Photo of Helen Mary Jones Helen Mary Jones Plaid Cymru 1:36, 12 February 2019

First Minister, I'm sure that you'll agree with me that it's very important, when we're designing services for anybody, but particularly for young people, that we hear their voices in that process. I'm sure that you will be aware that our Youth Parliament has already identified mental health and mental health services as one of their priorities. And I would like to invite you to commit today as a Government to working with the Youth Parliament, taking very seriously the suggestions that will come from them, and ensuring that, as we improve services for the mental health of our young people in Wales, those young people's voices are right at the centre. As they would say, 'Nothing about us without us'.

Photo of Mark Drakeford Mark Drakeford Labour

Well, Llywydd, I'm completely committed to developing our public services with the voice of the user in the centre of the way that we think about those services and try to develop them into the future. There are some groups in the population we have to work harder to make sure that their voices get heard, and the voices of young people who have a mental health condition are certainly in that category. I had the opportunity to meet with a group of young people using mental health services, brought to the Senedd by Helen Mary Jones, when I was the health Minister, and greatly valued that opportunity and the insights that those young people were able to provide to us. And in the field of mental health, that is particularly important, Llywydd, because we know from the most recent figures in England, for example, that there has been a six-fold reported increase amongst children and young people saying that they have a mental health condition over the last two decades. Yet, clinical diagnosed mental health conditions amongst that group of people is up only marginally. So, there is something to learn here from the message that young people are conveying to us when they report themselves having a mental health condition. And meeting those young people face to face is amongst the best ways that we can make sure that we learn those lessons.

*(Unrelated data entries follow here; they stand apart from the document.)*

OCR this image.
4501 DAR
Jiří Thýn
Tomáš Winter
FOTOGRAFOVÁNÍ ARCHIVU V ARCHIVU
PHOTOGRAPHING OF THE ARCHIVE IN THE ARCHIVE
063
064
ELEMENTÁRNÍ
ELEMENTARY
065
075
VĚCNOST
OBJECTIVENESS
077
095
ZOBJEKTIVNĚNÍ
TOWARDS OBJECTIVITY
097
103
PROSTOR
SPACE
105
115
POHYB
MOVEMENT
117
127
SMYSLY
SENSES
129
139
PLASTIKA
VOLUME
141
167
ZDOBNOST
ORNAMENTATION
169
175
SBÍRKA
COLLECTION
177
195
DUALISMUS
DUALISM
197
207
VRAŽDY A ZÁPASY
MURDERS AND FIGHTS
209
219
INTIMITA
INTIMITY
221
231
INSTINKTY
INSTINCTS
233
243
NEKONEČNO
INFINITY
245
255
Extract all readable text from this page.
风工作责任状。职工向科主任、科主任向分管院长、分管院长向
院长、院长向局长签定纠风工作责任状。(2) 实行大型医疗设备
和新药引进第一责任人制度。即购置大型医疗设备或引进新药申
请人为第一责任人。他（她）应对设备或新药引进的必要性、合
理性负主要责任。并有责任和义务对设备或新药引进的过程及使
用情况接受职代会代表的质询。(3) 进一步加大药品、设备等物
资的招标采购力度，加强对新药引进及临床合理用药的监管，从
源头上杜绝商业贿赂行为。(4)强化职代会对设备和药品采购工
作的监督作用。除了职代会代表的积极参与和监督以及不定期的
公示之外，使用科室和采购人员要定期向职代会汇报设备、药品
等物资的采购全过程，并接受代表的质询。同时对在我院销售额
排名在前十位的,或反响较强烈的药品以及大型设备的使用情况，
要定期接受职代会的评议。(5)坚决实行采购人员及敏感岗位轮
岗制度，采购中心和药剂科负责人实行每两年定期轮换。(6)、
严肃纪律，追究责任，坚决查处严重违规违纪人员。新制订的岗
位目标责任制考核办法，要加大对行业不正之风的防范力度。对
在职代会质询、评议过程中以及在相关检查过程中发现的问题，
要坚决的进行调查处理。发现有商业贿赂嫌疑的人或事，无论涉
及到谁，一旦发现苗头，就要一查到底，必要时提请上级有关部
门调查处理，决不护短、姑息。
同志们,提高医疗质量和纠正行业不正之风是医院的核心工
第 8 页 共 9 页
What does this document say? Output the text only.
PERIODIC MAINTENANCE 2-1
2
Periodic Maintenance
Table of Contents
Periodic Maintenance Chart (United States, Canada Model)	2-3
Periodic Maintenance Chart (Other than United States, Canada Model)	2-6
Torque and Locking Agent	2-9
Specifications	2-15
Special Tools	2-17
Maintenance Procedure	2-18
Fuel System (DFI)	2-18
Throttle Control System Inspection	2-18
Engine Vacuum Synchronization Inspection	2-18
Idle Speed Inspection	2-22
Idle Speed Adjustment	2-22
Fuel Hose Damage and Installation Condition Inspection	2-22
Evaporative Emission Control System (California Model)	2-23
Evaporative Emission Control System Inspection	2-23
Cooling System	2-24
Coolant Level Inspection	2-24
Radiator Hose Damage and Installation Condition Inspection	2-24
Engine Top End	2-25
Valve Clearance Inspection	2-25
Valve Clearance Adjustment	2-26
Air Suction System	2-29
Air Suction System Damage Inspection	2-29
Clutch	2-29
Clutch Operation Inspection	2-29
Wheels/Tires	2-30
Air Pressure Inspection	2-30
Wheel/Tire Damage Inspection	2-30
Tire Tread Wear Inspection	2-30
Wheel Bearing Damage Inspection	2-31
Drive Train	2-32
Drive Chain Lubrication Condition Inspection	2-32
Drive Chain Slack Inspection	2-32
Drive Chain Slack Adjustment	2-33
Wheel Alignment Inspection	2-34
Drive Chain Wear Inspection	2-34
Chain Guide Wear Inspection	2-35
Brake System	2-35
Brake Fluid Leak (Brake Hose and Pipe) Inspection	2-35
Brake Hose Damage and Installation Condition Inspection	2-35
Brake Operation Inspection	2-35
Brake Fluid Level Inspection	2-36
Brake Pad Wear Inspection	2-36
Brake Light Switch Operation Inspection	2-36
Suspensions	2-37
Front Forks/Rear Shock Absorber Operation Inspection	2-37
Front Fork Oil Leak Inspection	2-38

Photo of Huw Irranca-Davies Huw Irranca-Davies Labour 1:38, 12 February 2019

We're always tempted to look far afield for the very best possible examples of how to improve our services in terms of child and adolescent mental health. But, of course, back in the autumn, the health Secretary, Vaughan Gething, and I were delighted to be in Jayne Bryant's constituency, attending the launch of £13.4 million of funding through the transformation fund at the Serennu Centre, for a more joined-up approach of child and adolescent mental health services. It's very place based, very community focused, drawing on all the resources, all the capabilities of that area, to support and nurture our young people. It's early days yet, but if that was to prove its success—and I have no doubt that it will, partly because of the work that's been done by the Children, Young People and Education Committee pushing this agenda—if it proves that it works, will the intention be then to roll that out not just across that region, not across south-east Wales, but actually to use that as the model that we roll out across Wales so that all of our children and young people have the very best mental health support?

Photo of Mark Drakeford Mark Drakeford Labour

Well, the model, Llywydd, that Huw Irranca-Davies points to is certainly one that we want to develop further, because it provides for a differentiated approach to mental health. We're absolutely used to differentiated approaches in physical health. If you have a cold—as I do—you need a paracetamol; if you have influenza, you need a different sort of answer; and if you've got pneumonia, then you could end up in an intensive care unit. We understand that different levels of need require a different sort of response. It was certainly one of the lessons in the Children, Young People and Education Committee's 'Mind over matter' report. Having a service of the sort that Huw Irranca-Davies has described, when there is a spectrum of different services available, able to provide that tailored support and tailored reaction to the need of our young people in the mental health field, is a model that we are very keen to see more generally used in Wales.